40 Van de zonen van Aser, hun geboorten, naar hun geslachten, naar het huis van hun vaderen, in het getal der namen, van twintig jaren oud en daarboven, allen, die ten strijde uittrokken;
41 Hun getelden van de stam van Aser waren een en veertig duizend vijfhonderd.
42 Van de zonen van Nafthali, hun geboorten, naar hun geslachten, naar het huis van hun vaderen, in het getal der namen, van twintig jaren oud en daarboven, allen, die ten strijde uittrokken;
43 Hun getelden van de stam van Nafthali waren drie en vijftig duizend vierhonderd.

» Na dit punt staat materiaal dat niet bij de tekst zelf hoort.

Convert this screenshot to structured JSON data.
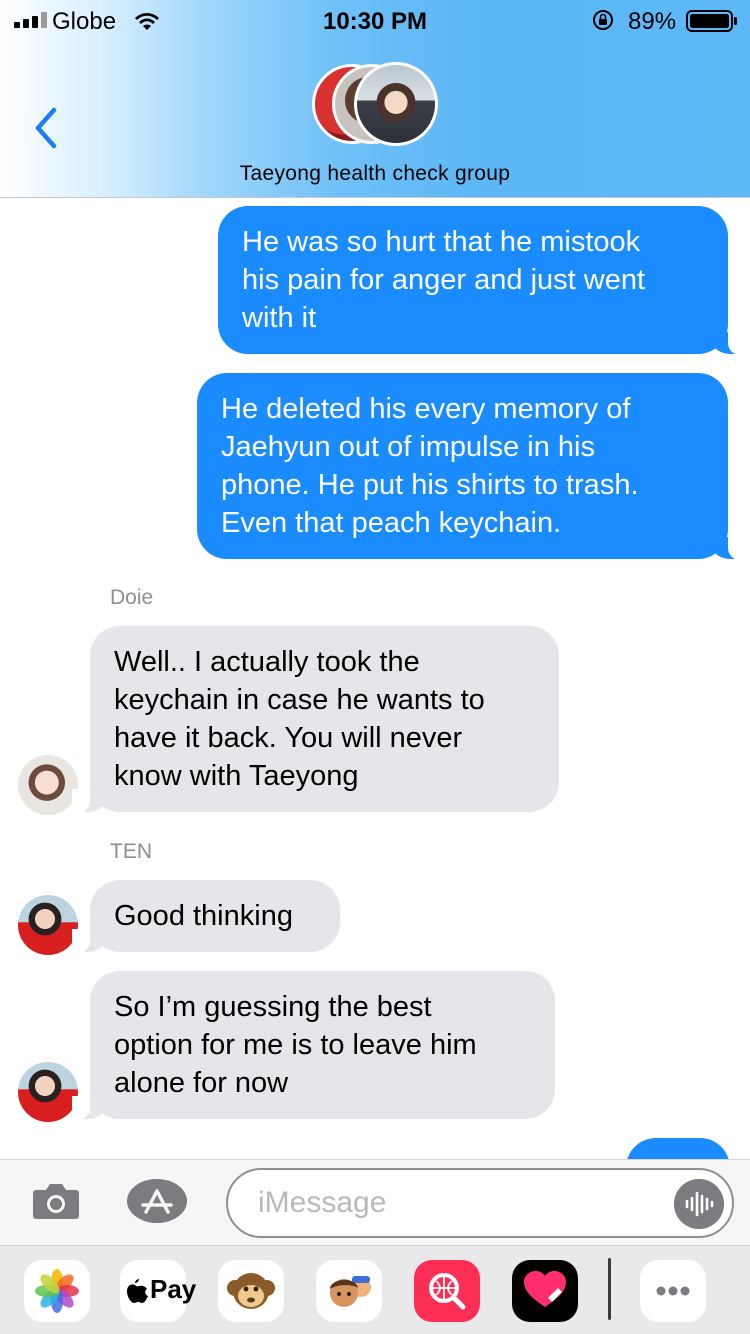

44 Dezen zijn de getelden, die Mozes geteld heeft, en Aäron, en de oversten van Israël; twaalf mannen waren zij, elk over het huis van zijn vaderen.
45 Alzo waren al de getelden van de zonen van Israël, naar het huis van hun vaderen, van twintig jaren oud en daarboven, allen, die in Israël ten strijde uittrokken;
46 Al de getelden dan waren zeshonderd drie duizend vijfhonderd vijftig.
47 Maar de Levieten, naar de stam van hun vaderen, werden onder hen niet geteld.
48 Want de Heere had tot Mozes gesproken, zeggende:
49 Alleen de stam Levi zult gij niet tellen, noch hun som opnemen, onder de zonen van Israël.
50 Maar gij, stel de Levieten over de tabernakel der getuigenis, en over al zijn gereedschap, en over alles, wat daartoe behoort; zij zullen de tabernakel dragen, en al zijn gereedschap; en zij zullen die bedienen, en zij zullen zich rondom de tabernakel legeren.
51 En als de tabernakel zal optrekken, zullen de Levieten die afnemen; en wanneer de tabernakel zich legeren zal, zullen de Levieten die oprichten; en de vreemde, die daarbij komt, zal gedood worden.
52 En de kinderen Israëls zullen zich legeren, een ieder bij zijn leger, en een ieder bij zijn banier, naar hun legers.
53 Maar de Levieten zullen zich legeren rondom de tabernakel der getuigenis, opdat geen verbolgenheid over de vergadering van de kinderen Israëls zij; daarom zullen de Levieten de wacht van de tabernakel der getuigenis waarnemen.
54 Zo deden de kinderen Israëls; naar alles, wat de Heere Mozes geboden had, zo deden zij.